You might want to do some research on "Ratafias"

Note: Often times in the U.S. "grain alcohol" is labled and sold as
"brandy" while in actuality real "brandy" is a twice distilled wine
whose alcohol content is increased through, iirc, fractional
distillation (pot still?). But by shopping around one can find a decent,
real "brandy" that is relatively inexpensive and can be used for the
following.

"Ratafias, or household liqueurs, which were very popular, are no longer
fashionable nowadays, which is very regrettable. Ratafias can be made
with all sorts of fruit.
Put the chosen fruit into a wide mouthed jar and cover with colourless
brandy. Cover the jar tightly and expose to the sun for 40 days.
Decant and add 1/2 pint, cooled, boiled sugar syrup to each 4 & 1/4
cups fruit juice. Filter and put into stoppered bottles."

also

Ratafia de merises
(wild cherry ratafia)

-------------------------

3 lbs. wild cherries

7 - 8 pints colourless brandy

2 lbs. sugar

Stem and stone the cherries. Pound half the stones, put them into a
wide mouthed jar and cover with brandy.

Put the cherries in another jar, cover with 7 pints brandy, close the
jar tightly and expose to the sun for 40 days.

Put the two infusions together and add the sugar. When the sugar has
dissolved, filter the liquid through filter paper then bottle.

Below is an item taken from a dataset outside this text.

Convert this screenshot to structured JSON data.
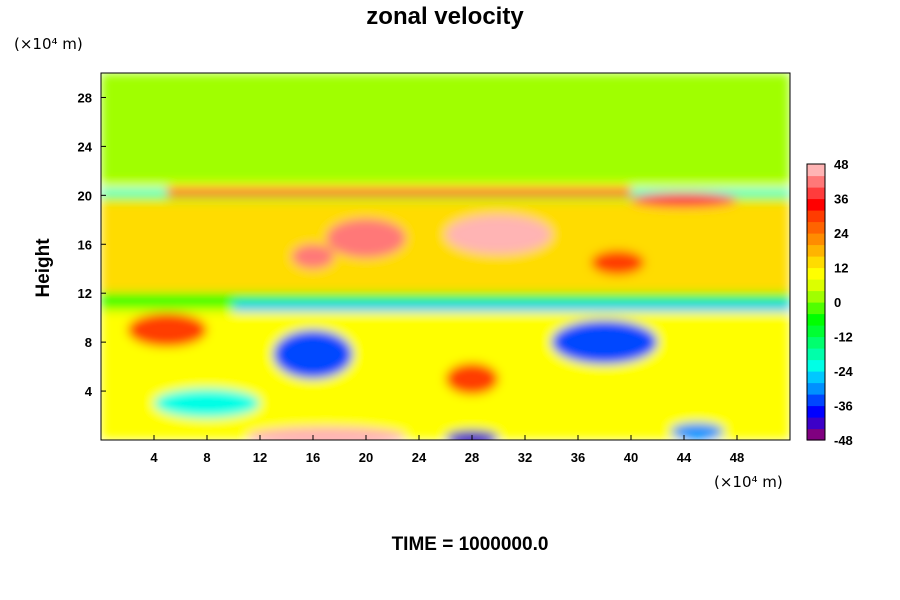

-------------------------------------------------------------------------

And for something a bit quicker

Liqueur de fraises et framboises preparee en quelques heures
(strawberry and raspberry liqueurs made in a few hours)

-----------------------------------------------------------------------

1 & 1/2 pound strawberries
12 oz. ripe raspberries
1 lb. sugar
vanilla
a few coriander seeds
1 & 3/4 pint old Armagnac brandy
( a good cognac, the best being Grande Champagne (not to be
confused with the sparkling champagne wine) or a california brandy is an
acceptable substitute. California brandy is aged about for to six
years, in either new or used white oak barrels. Unlike the French
brandies, no old stocks from "good years" are kept on hand for blending
(or that so rarely as to make those that are very exspensive) dont let
this discourage you from tyring the American brandies, espiecially for
use in the "home made" liquors described here)

Wash the strawberries and put into a bowl with the raspberries.
Prepare a syrup with the sugar and boil it to 219 Degrees F. Add a
little vanilla flavouring and the coriander seeds. Cool and pour over
the fruit. Cover and leave to soak for 3 - 4 hours.
Put a double or triple piece of cheese cloth over a basin and pour the
fruit and syrup through and lit it drip very gently to get a clear
liquid. Mix the syrup with the brandy, then bottle.

Infusion of this kind made with syrup and good Armagnac can be made
quickly and will retain the flavour of the fruit.

-------------------------------------

If you have the time and circumstances, i.e. a wall near a pear, peach
or apple tree that a clear wine bottle can be affixed to so that a
budding branch may be inserted and the fruit let grow in side the
bottle. Then once the fruit has ripened, remove the bottle from the wall
where it has been securely affixed, rinse (some prefere to carefully
pour in boiling water to lightly poach the fruit, but this runs the risk
of cracking or breaking the bottle) then pour in a good clear brandy,
cork and set aside for a year.

Over time the fruit will deteriorate with out spoilage and the fruit
flavoured brandy will have to be rebottled.